While MeDIP has had a head start within the research community, we’re betting* that MBD-based approaches will turn up in a lot more labs in the near future. Here’s why:
- Reason 1: MBD binds double stranded DNA so you can pull down your regions of interest without worrying about denaturing conditions or running into issues quantifying your material afterwards. Cool Bonus: This also means that the enriched material is ready to head into high throughput sequencing (HTS) libraries with minimal additional fiddling. The ssDNA that comes off of MeDIP reactions requires more manipulation before it’s ready for sequencing.
- Reason 2: MBD Elution Process is more flexible than a Cirque de Soleil performer and doesn’t take years to master. Depending on your downstream application, you can opt for a high salt elution instead of the overnight Proteinase K treatment in MeDIP protocols if you’re pressed for time, or fractionate your regions of interest based on their degree of methylation. Fractionation might be reason enough for many researcher to give this approach a test-drive which leads us to…
- Reason 3: DNA can be separated by methylation density by eluting with a varying salt gradient. Compared to the all-or-none elution of the antibody approach, fractionation lets you investigate regions that have intermediate methylation densities, and study subtle differences in samples.
The Changing Methylation Landscape
Recent studies are indicating that differential and tissue specific methylation patterns frequent low to medium density CpG islands (Rehli et al, 2009, Weber et al 2007). Moreover, the regions where the interesting methylation action is can be outside CpG islands and in some cases, a long hike from promoters (Irizarry et al 2009 and Rehli et al, 2009).
Researchers who want the full picture of genome-wide DNA methylation (CpG islands, CpG shores, gene body methylation, distal enhancers etc.,), will definitely want to consider the sequencing route for the coverage and an MBD based method to pull down and fractionate some of the interesting regions of variable CpG density and methylation. MBD enrichment is well poised for this challenge.
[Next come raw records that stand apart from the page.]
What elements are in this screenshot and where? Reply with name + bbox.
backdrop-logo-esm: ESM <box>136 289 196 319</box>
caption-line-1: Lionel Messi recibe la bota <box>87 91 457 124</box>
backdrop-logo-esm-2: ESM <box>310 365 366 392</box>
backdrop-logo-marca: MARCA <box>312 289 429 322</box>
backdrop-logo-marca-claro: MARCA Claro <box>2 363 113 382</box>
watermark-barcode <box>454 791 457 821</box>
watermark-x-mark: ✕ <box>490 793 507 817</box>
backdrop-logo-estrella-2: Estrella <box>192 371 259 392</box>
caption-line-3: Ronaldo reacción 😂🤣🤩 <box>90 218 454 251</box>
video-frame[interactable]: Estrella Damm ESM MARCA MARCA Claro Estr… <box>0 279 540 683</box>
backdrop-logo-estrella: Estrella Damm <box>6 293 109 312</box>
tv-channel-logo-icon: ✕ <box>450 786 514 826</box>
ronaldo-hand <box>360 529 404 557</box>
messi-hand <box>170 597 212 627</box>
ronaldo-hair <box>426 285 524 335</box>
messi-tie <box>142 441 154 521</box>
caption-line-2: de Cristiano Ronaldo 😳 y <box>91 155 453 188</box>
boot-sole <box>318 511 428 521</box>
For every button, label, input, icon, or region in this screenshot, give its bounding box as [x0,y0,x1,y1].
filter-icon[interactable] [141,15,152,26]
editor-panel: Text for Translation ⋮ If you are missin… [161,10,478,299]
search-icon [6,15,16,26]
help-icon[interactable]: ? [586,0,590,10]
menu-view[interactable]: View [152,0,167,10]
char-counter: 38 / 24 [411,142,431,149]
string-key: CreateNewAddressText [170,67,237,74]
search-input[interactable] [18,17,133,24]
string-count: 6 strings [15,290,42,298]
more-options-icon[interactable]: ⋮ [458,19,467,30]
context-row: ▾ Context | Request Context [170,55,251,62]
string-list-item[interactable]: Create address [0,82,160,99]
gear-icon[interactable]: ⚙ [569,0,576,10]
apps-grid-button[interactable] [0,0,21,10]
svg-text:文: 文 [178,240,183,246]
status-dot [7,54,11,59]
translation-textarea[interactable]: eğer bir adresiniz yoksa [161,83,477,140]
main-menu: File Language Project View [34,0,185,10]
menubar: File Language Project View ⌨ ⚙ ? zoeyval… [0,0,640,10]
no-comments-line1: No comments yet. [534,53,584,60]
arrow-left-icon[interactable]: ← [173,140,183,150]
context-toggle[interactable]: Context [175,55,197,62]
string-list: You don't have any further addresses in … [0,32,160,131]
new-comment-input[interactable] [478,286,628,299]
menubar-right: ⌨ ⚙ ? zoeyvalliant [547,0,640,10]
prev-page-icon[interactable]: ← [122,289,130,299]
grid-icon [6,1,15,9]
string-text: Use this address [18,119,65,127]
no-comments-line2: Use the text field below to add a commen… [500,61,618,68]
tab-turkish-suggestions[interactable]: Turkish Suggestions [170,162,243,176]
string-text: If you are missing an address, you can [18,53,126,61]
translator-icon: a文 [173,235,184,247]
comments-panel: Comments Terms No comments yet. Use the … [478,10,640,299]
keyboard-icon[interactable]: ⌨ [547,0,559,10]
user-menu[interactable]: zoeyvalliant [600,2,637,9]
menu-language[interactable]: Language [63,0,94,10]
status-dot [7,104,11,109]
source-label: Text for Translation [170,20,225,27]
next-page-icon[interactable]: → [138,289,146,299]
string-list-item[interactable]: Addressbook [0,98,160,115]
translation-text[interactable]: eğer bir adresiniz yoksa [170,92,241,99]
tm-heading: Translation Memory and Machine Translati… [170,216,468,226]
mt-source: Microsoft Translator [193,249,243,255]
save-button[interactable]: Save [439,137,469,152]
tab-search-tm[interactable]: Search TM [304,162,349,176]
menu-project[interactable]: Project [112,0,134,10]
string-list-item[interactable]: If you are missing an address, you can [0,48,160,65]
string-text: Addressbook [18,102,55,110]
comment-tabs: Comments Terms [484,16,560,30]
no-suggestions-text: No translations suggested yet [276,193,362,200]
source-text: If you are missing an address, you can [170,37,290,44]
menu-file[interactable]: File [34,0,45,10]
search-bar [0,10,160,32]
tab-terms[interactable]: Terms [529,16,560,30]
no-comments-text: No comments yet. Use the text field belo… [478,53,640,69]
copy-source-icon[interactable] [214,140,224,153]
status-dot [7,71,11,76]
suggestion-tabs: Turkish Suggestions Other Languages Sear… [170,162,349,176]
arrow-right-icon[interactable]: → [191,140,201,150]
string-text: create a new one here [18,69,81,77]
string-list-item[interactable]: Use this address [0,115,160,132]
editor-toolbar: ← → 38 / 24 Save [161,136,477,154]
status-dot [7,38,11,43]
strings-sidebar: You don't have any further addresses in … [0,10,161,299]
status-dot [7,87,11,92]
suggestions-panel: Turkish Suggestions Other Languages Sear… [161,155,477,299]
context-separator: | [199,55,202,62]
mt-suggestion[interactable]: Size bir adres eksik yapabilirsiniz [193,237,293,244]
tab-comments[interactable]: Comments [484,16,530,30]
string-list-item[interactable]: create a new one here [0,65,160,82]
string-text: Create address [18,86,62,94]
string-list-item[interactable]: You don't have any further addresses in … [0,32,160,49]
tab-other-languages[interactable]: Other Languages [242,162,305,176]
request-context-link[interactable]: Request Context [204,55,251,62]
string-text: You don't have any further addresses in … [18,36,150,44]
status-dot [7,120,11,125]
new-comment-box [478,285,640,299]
Dr. Michael Rehli, whose team recently identified interesting methylation patterns where you wouldn’t necessarily expect, shared his thoughts on using MBDs with us recently. “People using MeDIP, I think, are pretty frustrated because the transfer to next generation sequencing works so badly. More and more people will look for applications with MBD proteins to actually get better results, less expensive, for next generation sequencing data.”
MBD Gets Kitted
Unlike MeDIP, there hasn’t been a ton of validated protocols, reagents or materials out there that don’t require a good amount of self-assembly and optimization…until recently. One company that has decided to hop aboard the MBD train, Invitrogen launched the MethylMiner™ Methylated DNA Enrichment Kit; their own tricked out version of the MCIp method that includes a variety of enhancements like the uber-strong binding between biotinylated MBD and the streptavidin MBD coated Dynal magnetic beads that researchers love, making the whole process pretty painless.
Post-doctoral Fellow, Dr. Nick Wong of the Murdoch Children’s Research Institute, is one of the early researchers to make the switch. “I’m seeing better consistency between replicates in the MBD approach as opposed to the MeDIP enrichment. Another improvement is the use of magnetic beads for DNA capture as opposed to agarose-G beads found in most MeDIP approaches,” added Wong.
Whether you’ve been on MeDIP for a while and are looking to explore new dimensions, or you’re just getting ready to take the dive into genome-wide methylation studies, you’ll definitely want to take a closer look at MBD-based enrichment.
*Despite using terms like “we’re betting” occasionally, EpiGenie does not endorse betting or gambling of any sort. Gambling can be a serious problem and should not be taken lightly, particularly when you lose the money that should go to a scientific website overhaul or a 88-1 long shot trifecta….wait, what were we talking about again?